Faktor penting lain adalah kondisi geopolitik Eropa imbas konflik Rusia dan Ukraina.
Uni Eropa mengeluarkan kebijakan akan menyetop impor batubara dari Rusia efektif mulai bulas Agustus mendatang.
"Pembeli dari Eropa mulai aktif mencari pasokan batubara dari Asia," singgung Agung.
Agung menjelaskan, selama enam bulan terakhir, grafik HBA terus menanjak. Dimulai dari bulan Januari 2022 sebesar 158,50 dolar AS per ton, naik ke 188,38 dolar AS per ton di Februari.
Selanjutnya bulan Maret menyentuh angka 203,69 dolar AS per ton, April sebesar 288,40 dolar AS per ton, dan terakhir di bulan Mei lalu berada di level 275,64 dolar AS per ton.
"HBA Juni ini akan digunakan secara langsung dalam jual beli komoditas batubara (spot) selama satu bulan pada titik serah penjualan secara Free on Board di atas kapal pengangkut (FOB Veseel)," ujarnya.
HBA merupakan harga yang diperoleh dari rata-rata indeks Indonesia Coal Index (ICI), Newcastle Export Index (NEX), Globalcoal Newcastle Index (GCNC), dan Platt's 5900 pada bulan sebelumnya, dengan kualitas yang disetarakan pada kalori 6322 kcal per kg GAR, Total Moisture 8 persen, Total Sulphur 0,8 persen, dan Ash 15 persen.
Terdapat dua faktor turunan yang memengaruhi pergerakan HBA yaitu, supply dan demand.

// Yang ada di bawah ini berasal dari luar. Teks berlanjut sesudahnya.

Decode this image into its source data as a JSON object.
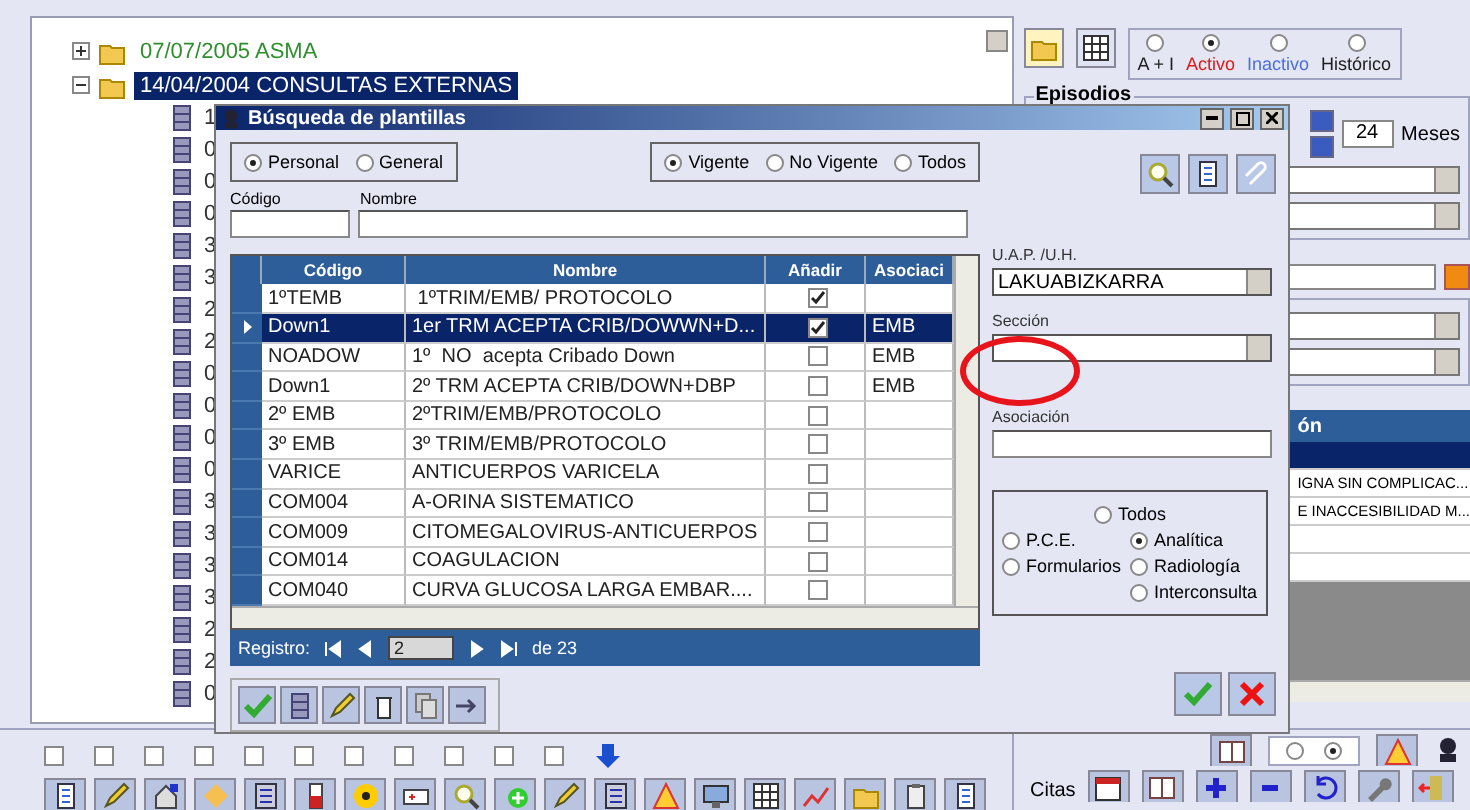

Pada faktor turunan suplai dipengaruhi oleh season (cuaca), teknis tambang, kebijakan negara pemasok, hingga teknis di supply chain seperti kereta, tongkang, maupun loading terminal.
Sementara untuk faktor turunan demand dipengaruhi oleh kebutuhan listrik yang turun berkorelasi dengan kondisi industri, kebijakan impor, dan kompetisi dengan komoditas energi lain, seperti LNG, nuklir, dan hidro.
Di samping itu, pemerintah juga menetapkan HBA domestik khusus kelistrikan sebesar 70 dolar AS per ton dan 90 dolar AS per ton diperuntukkan bagi HBA domestik untuk kebutuhan bahan bakar industri semen dan pupuk.
"Ini menjaga daya saing industri domestik dan utamanya memastikan keterjangkauan hasil produksi industri bagi masyarakat," tutup Agung.